Machine Learning and Natural Language Processing to Predict Stock Prices$5,100,000,000,000 (or 5.1 trillion dollars) is the total amount of currency traded on Wall Street on a day to day basis.
(Triennial Central Bank Survey, 2016) And that is only one of many different financial instruments that could globally be traded or invested in across various financial markets. With the large number of investments made on the financial markets every day, it becomes crucial for anyone who wants invest on the financial market to be very efficient in their analysis of the any variable data. According to the efficient market theory, the price of the stocks at any point in time is a reflection of all publicly available information at that point in time. (Malkiel, 1989) If this theory would indeed hold, it would be impossible to predict stock prices. Research by Chan (2003), however, suggests that some stock prices are an underreaction to news. Analyzing data rapidly and efficiently, and thus obtaining available information, enables investors to trade more effectively than their competitors.
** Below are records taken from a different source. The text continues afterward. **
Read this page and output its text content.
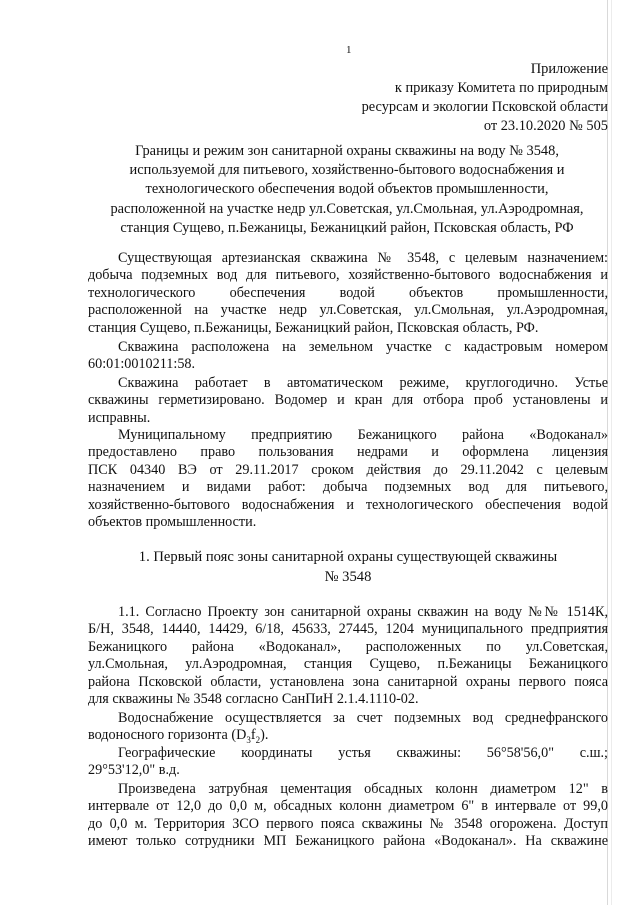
1
Приложение
к приказу Комитета по природным
ресурсам и экологии Псковской области
от 23.10.2020 № 505
Границы и режим зон санитарной охраны скважины на воду № 3548,
используемой для питьевого, хозяйственно-бытового водоснабжения и
технологического обеспечения водой объектов промышленности,
расположенной на участке недр ул.Советская, ул.Смольная, ул.Аэродромная,
станция Сущево, п.Бежаницы, Бежаницкий район, Псковская область, РФ
Существующая артезианская скважина № 3548, с целевым назначением:
добыча подземных вод для питьевого, хозяйственно-бытового водоснабжения и
технологического обеспечения водой объектов промышленности,
расположенной на участке недр ул.Советская, ул.Смольная, ул.Аэродромная,
станция Сущево, п.Бежаницы, Бежаницкий район, Псковская область, РФ.
Скважина расположена на земельном участке с кадастровым номером
60:01:0010211:58.
Скважина работает в автоматическом режиме, круглогодично. Устье
скважины герметизировано. Водомер и кран для отбора проб установлены и
исправны.
Муниципальному предприятию Бежаницкого района «Водоканал»
предоставлено право пользования недрами и оформлена лицензия
ПСК 04340 ВЭ от 29.11.2017 сроком действия до 29.11.2042 с целевым
назначением и видами работ: добыча подземных вод для питьевого,
хозяйственно-бытового водоснабжения и технологического обеспечения водой
объектов промышленности.
1. Первый пояс зоны санитарной охраны существующей скважины
№ 3548
1.1. Согласно Проекту зон санитарной охраны скважин на воду №№ 1514К,
Б/Н, 3548, 14440, 14429, 6/18, 45633, 27445, 1204 муниципального предприятия
Бежаницкого района «Водоканал», расположенных по ул.Советская,
ул.Смольная, ул.Аэродромная, станция Сущево, п.Бежаницы Бежаницкого
района Псковской области, установлена зона санитарной охраны первого пояса
для скважины № 3548 согласно СанПиН 2.1.4.1110-02.
Водоснабжение осуществляется за счет подземных вод среднефранского
водоносного горизонта $(D_3f_2)$.
Географические координаты устья скважины: 56°58'56,0" с.ш.;
29°53'12,0" в.д.
Произведена затрубная цементация обсадных колонн диаметром 12" в
интервале от 12,0 до 0,0 м, обсадных колонн диаметром 6" в интервале от 99,0
до 0,0 м. Территория ЗСО первого пояса скважины № 3548 огорожена. Доступ
имеют только сотрудники МП Бежаницкого района «Водоканал». На скважине
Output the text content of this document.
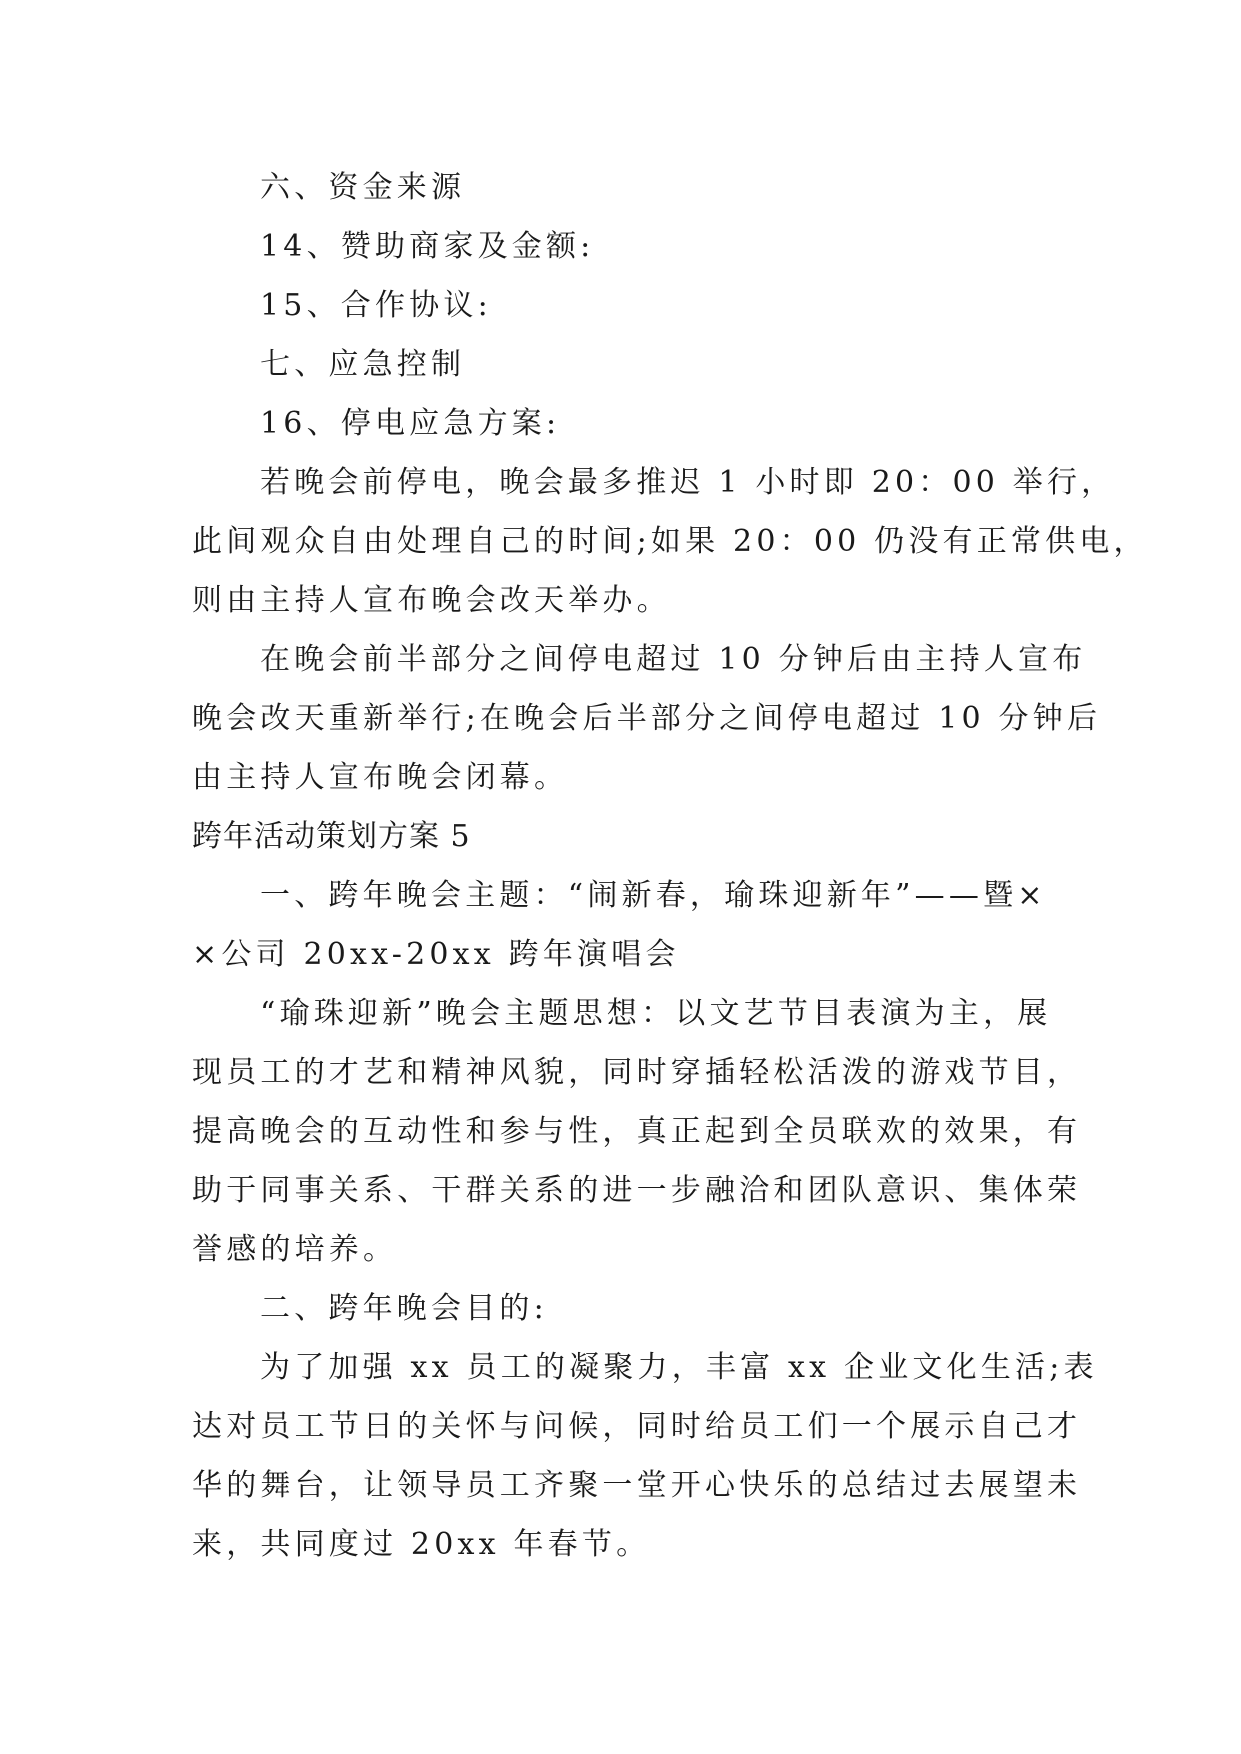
六、资金来源
14、赞助商家及金额:
15、合作协议:
七、应急控制
16、停电应急方案:
若晚会前停电，晚会最多推迟 1 小时即 20：00 举行，
此间观众自由处理自己的时间;如果 20：00 仍没有正常供电，
则由主持人宣布晚会改天举办。
在晚会前半部分之间停电超过 10 分钟后由主持人宣布
晚会改天重新举行;在晚会后半部分之间停电超过 10 分钟后
由主持人宣布晚会闭幕。
跨年活动策划方案 5
一、跨年晚会主题：“闹新春，瑜珠迎新年”——暨×
×公司 20xx-20xx 跨年演唱会
“瑜珠迎新”晚会主题思想：以文艺节目表演为主，展
现员工的才艺和精神风貌，同时穿插轻松活泼的游戏节目，
提高晚会的互动性和参与性，真正起到全员联欢的效果，有
助于同事关系、干群关系的进一步融洽和团队意识、集体荣
誉感的培养。
二、跨年晚会目的:
为了加强 xx 员工的凝聚力，丰富 xx 企业文化生活;表
达对员工节日的关怀与问候，同时给员工们一个展示自己才
华的舞台，让领导员工齐聚一堂开心快乐的总结过去展望未
来，共同度过 20xx 年春节。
This is because based on this data, they can make predictions about stock prices, which enables the effective trading. Analyzing the relationships between text data and stock prices using natural language processing (from here on NLP) can be an important tool to anticipate stock prices. Predictive and analytical methods, such as machine learning and NLP based on mathematical models have been used for a long time now. (e.g. West & Cho, 1995) Improved machine learning and NLP techniques has helped traders to better analyze all the available real time as well as historical data. Machine learning can present a way to more efficiently analyze data than normal statistical analysis methods.
In this paper, we discuss some of the machine learning and NLP techniques that has been used to provide the traders with better analysis of future value of financial instruments, specifically stocks.